A published article doesn’t show the harassment it can take to get it published – the pithy introductory emails to editors, the upbeat but insistent follow ups, the “I just wanted to check ins”, the interminable dance around the delicate tango of “how much and when am I getting paid?” It doesn’t show the crippling insecurity and horror that accompanies a blank page, a deadline, and one chance to “prove yourself”. It doesn’t show the exaggeratedly dramatic Lose Yourself music video that takes place in my bedroom at ungodly hours as I grapple with the possibility of a breakthrough and the sheer terror of blowing my one opportunity at a career I’ve spent a lifetime wanting.
The “killing it” fantasy doesn’t factor in the emotional labour and inevitable pressure of a world of influencers/writers/columnists/novelists/personalities already allegedly smashing it too.

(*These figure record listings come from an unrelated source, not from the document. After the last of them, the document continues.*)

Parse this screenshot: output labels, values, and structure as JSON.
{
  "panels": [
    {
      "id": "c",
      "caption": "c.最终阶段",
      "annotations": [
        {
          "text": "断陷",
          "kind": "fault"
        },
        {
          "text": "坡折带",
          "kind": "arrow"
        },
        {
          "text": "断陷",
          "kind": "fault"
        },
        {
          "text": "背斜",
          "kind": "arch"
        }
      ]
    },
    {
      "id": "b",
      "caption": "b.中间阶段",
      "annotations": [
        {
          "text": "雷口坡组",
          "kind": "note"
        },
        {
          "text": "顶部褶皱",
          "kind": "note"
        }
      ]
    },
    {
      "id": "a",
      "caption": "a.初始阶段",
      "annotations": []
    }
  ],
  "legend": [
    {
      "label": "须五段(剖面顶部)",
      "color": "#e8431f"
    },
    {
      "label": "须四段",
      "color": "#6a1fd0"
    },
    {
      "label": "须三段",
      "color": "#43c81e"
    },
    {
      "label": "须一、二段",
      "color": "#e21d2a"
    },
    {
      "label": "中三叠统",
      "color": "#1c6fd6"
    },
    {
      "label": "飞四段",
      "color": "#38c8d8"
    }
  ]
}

For every piece of mine commissioned, I see someone else writing three. For every follower I gain on social media, there is someone else posturing with their thousands. I am riddled with a pressure to “strike while the iron is hot” – every opportunity is a potential big break, every email repartee with an editor, every commission, every Instagram story holds the power to catapult me into stratospheric success. That is an awesome amount of pressure to live with and live up to…and a debilitating dose of disappointment when none of the above happens.
Yet that is the reality of “killing it”. Of feeling, actually, like you’re failing most of the time. Of feeling like there’s now something to live up to – an expectation of all who know you, intimately and otherwise, to pander to, to perform to. That is very, very scary, very, very lonely, very, very hard and very, very difficult to explain to someone who you can now see feeling inadequate in your company because they’ve misinterpreted your highlights reel as your reality. I’ve begun to feel the need to apologise for my ‘success’, to apologise for being ambitious – of knowing what I want and then going out to get it. I feel corralled sometimes into appearing to be less happy than I am because I don’t want to hurt someone else’s feelings, or appear obnoxious or arrogant. I shake off any praise with some witticism in which I am the hapless joke, or brush off the sweat and emotional stamina of just T-R-Y-I-N-G because it doesn’t fit with this cool, laidback “slaying it” lifestyle I’m supposedly living.
And so, as a brand new year begins and all around me are forming intentions and resolutions and giving their retrospective on the decade that was, all I want is a moment. A moment for the power of asking for it and the reminder that we all hold potential to get what we want once we are resilient, passionate, and true to who we are. That there is no rulebook, recipe or timeline for success – whatever that bizarre word means. All there is is putting your hand up, forcing yourself out of your comfort zone and learning to be ok with whatever that brings. Of thrusting ourselves out into the ether of rejection, into the no-man’s-land glory of complete vulnerability and the mercy of a ‘no’.
Lads, I have absolutely no idea what I’m doing. I have no idea how long this “writing thing” will last, how much further I can take it, how long I can juggle ambition with practicality, dreaming with living. If I can continue in this solitary act of opening myself up to a world of criticism or, worse, a void in which no one is listening, reading. Next year’s New Year’s Eve could see me once more confined to the bed where, instead of a Lothario asking me if I’d like some more prosecco, my sister is asking if my bed sores need turning. “Killing it” can not last forever. Asking for it, however, is an eternal option – one we don’t have to take right now, or tomorrow. But one, when we’re finally ready to try, is the biggest act of self-love we can achieve. To the editors who took a chance (with special mention to the spectacular Gloss team) – thank you. I am endlessly grateful that you’ve given me the audacity to dub myself ‘writer’, even when there were so many reasons you shouldn’t. To those who have said no or, as I like to think of it, just haven’t said yes yet, I hope you like bombardment.